Infatti la democrazia richiederebbe di tenere nel massimo conto il voto popolare e il suo significato, e dunque dovrebbe condurre Renzi a fermarsi, a cambiare rotta, a correggere le sue politiche antipopolari, ad abbandonare il suo attacco frontale al lavoro dipendente e perfino al Sindacato. Per il renzismo non è così: come ha detto una sua esimia esponente, il Parlamento è solo ciò che si frappone fra il dire e il fare; occorre dunque abolirlo o, almeno, metterlo nell’impossibilità di nuocere, cioè di contare.

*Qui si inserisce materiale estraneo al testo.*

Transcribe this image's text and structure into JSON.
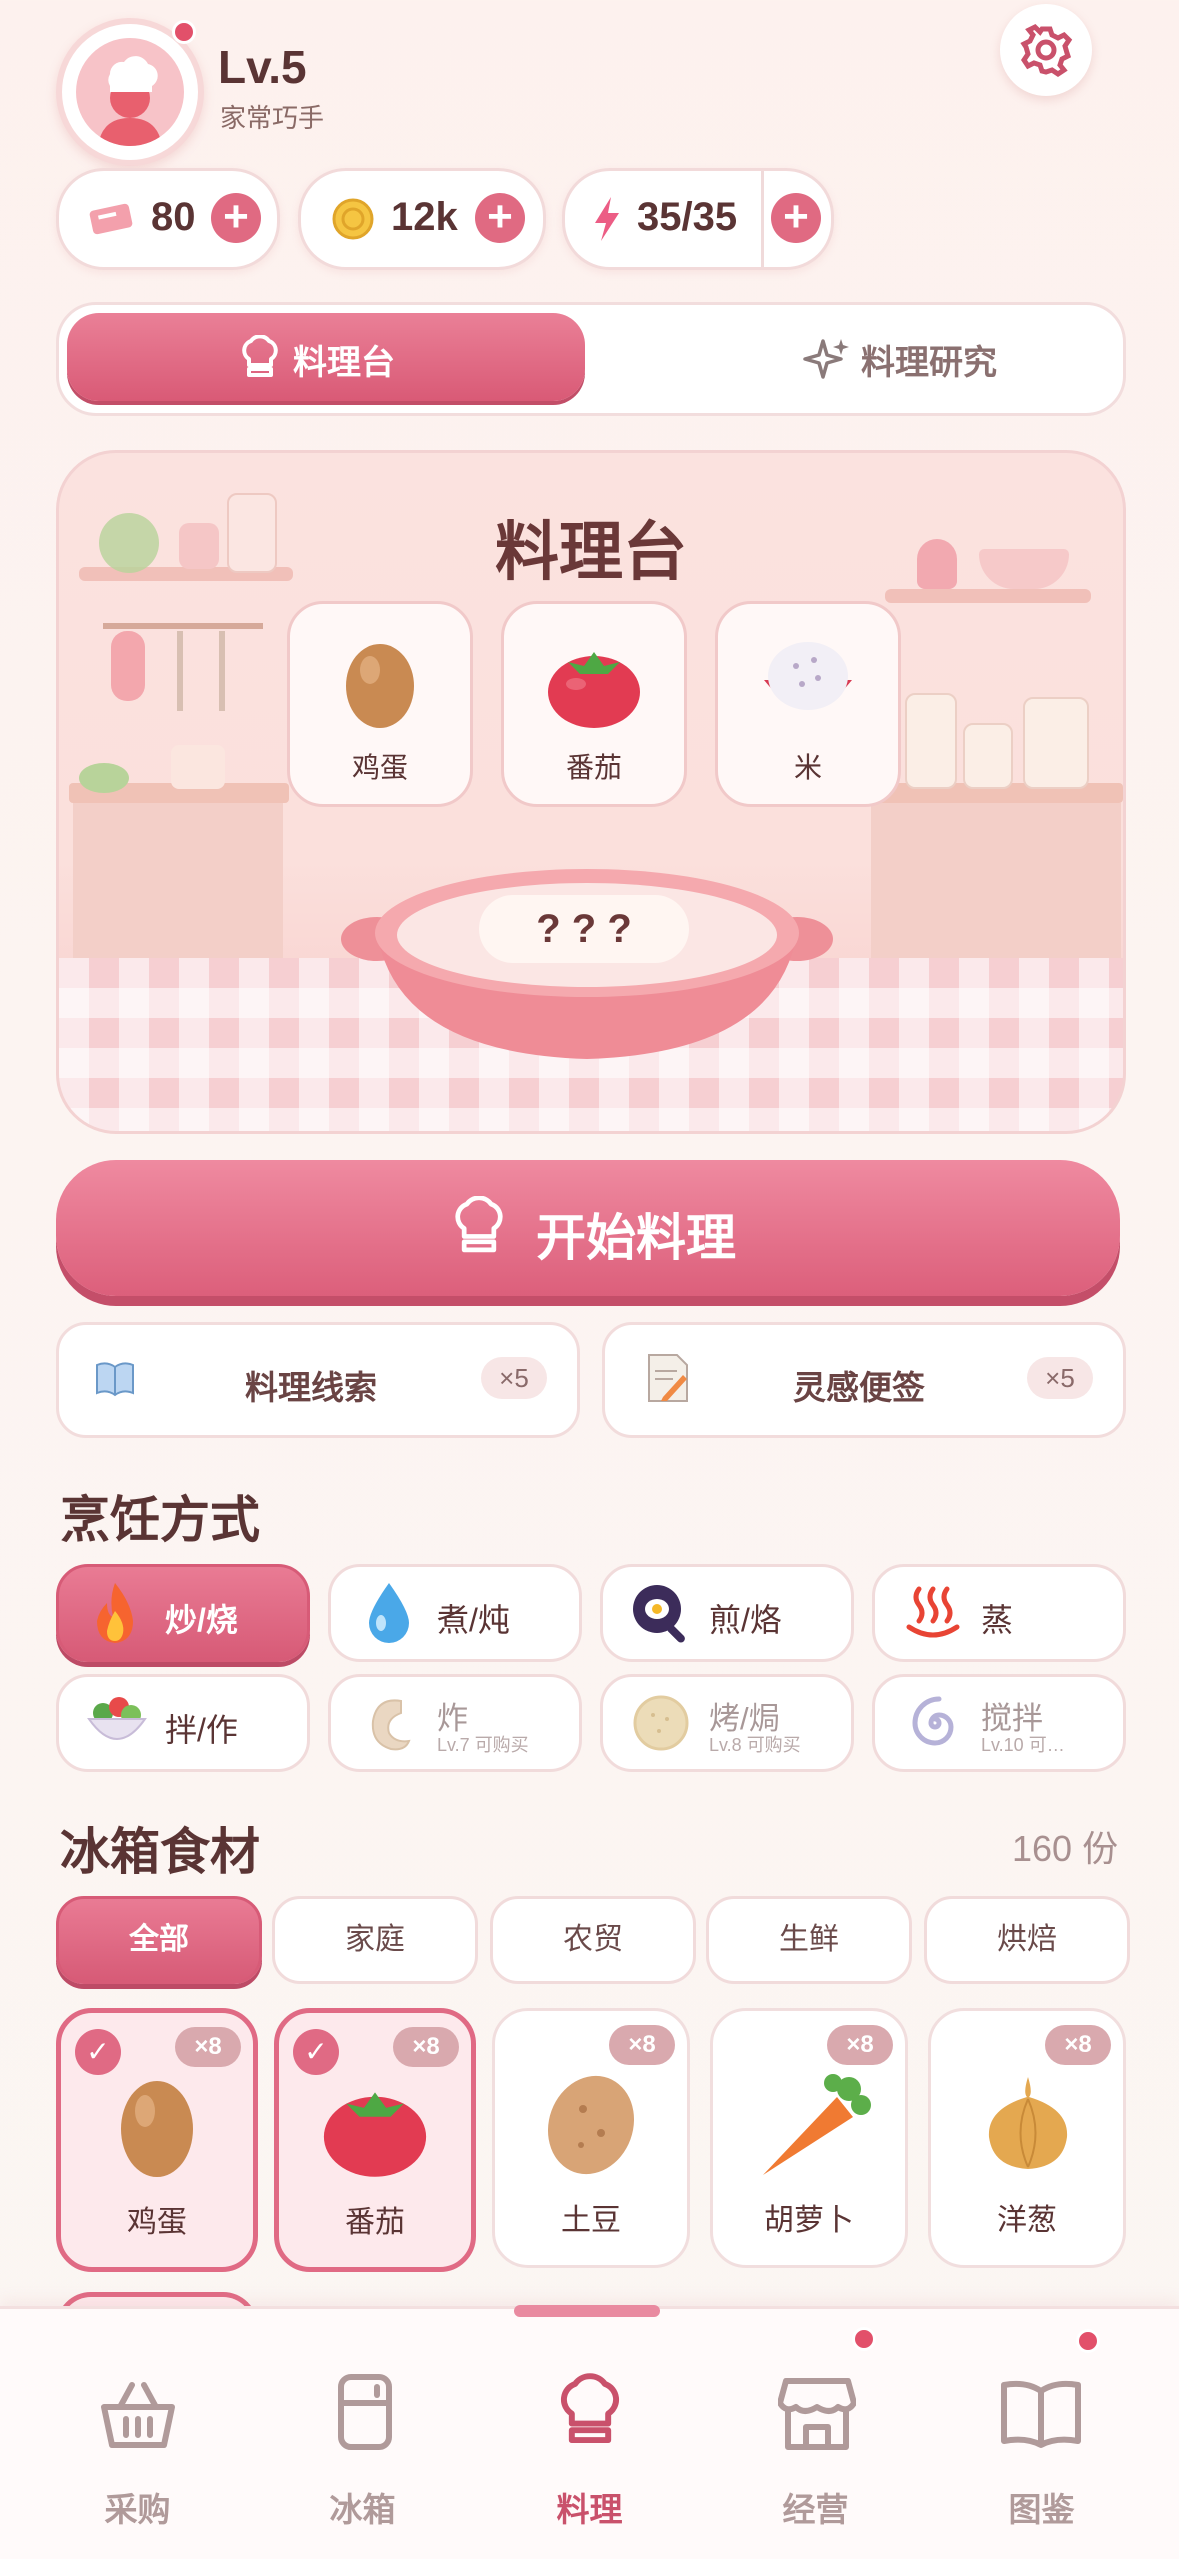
{
  "header": {
    "level": "Lv.5",
    "title": "家常巧手"
  },
  "resources": [
    {
      "name": "ticket",
      "value": "80"
    },
    {
      "name": "coin",
      "value": "12k"
    },
    {
      "name": "energy",
      "value": "35/35"
    }
  ],
  "tabs": [
    {
      "label": "料理台",
      "active": true
    },
    {
      "label": "料理研究",
      "active": false
    }
  ],
  "stage": {
    "title": "料理台",
    "ingredients": [
      "鸡蛋",
      "番茄",
      "米"
    ],
    "pot_text": "? ? ?"
  },
  "start_button": "开始料理",
  "tools": [
    {
      "label": "料理线索",
      "count": "×5"
    },
    {
      "label": "灵感便签",
      "count": "×5"
    }
  ],
  "cooking": {
    "title": "烹饪方式",
    "methods": [
      {
        "label": "炒/烧",
        "active": true
      },
      {
        "label": "煮/炖"
      },
      {
        "label": "煎/烙"
      },
      {
        "label": "蒸"
      },
      {
        "label": "拌/作"
      },
      {
        "label": "炸",
        "note": "Lv.7 可购买"
      },
      {
        "label": "烤/焗",
        "note": "Lv.8 可购买"
      },
      {
        "label": "搅拌",
        "note": "Lv.10 可…"
      }
    ]
  },
  "fridge": {
    "title": "冰箱食材",
    "count": "160 份",
    "categories": [
      "全部",
      "家庭",
      "农贸",
      "生鲜",
      "烘焙"
    ],
    "items": [
      {
        "name": "鸡蛋",
        "count": "×8",
        "selected": true
      },
      {
        "name": "番茄",
        "count": "×8",
        "selected": true
      },
      {
        "name": "土豆",
        "count": "×8"
      },
      {
        "name": "胡萝卜",
        "count": "×8"
      },
      {
        "name": "洋葱",
        "count": "×8"
      }
    ]
  },
  "nav": [
    {
      "label": "采购"
    },
    {
      "label": "冰箱"
    },
    {
      "label": "料理",
      "active": true
    },
    {
      "label": "经营",
      "badge": true
    },
    {
      "label": "图鉴",
      "badge": true
    }
  ],
  "colors": {
    "accent": "#d95a76",
    "background": "#fbf3f0",
    "text": "#5a3434"
  }
}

A questo debbono servire le cosiddette “riforme”, il compimento del piano istituzionale della P2 a cui Renzi sta lavorando d’intesa con il suo sodale e padrino Berlusconi.
Il problema che costoro hanno oggi di fronte è dunque uno solo: come fare a governare il Paese (e in modo autoritario, senza tenere alcun conto delle critiche e – come essi si esprimono – “senza fare prigionieri”) avendo solo il 15% del consenso fra la popolazione? Un consenso che può arrivare poi al 30% circa dei voti validi grazie all’aiuto dell’astensione?
Ammettiamolo: il loro problema non è affatto facile da risolvere. Per risolvere un tale problema a Renzi serve lo stupro della Costituzione, servono il presidenzialismo, la personalizzazione e la spettacolarizzazione della politica, il bipartitismo coatto, le leggi elettorali-truffa con premi di maggioranza e sbarramenti, la mortificazione delle assemblee elettive, l’abolizione del voto di preferenza e, in generale, del potere di scelta dei cittadini.
Per questo Renzi riesce nell’impresa di essere al tempo stesso ridicolo e pericoloso. Molto ridicolo e molto pericoloso.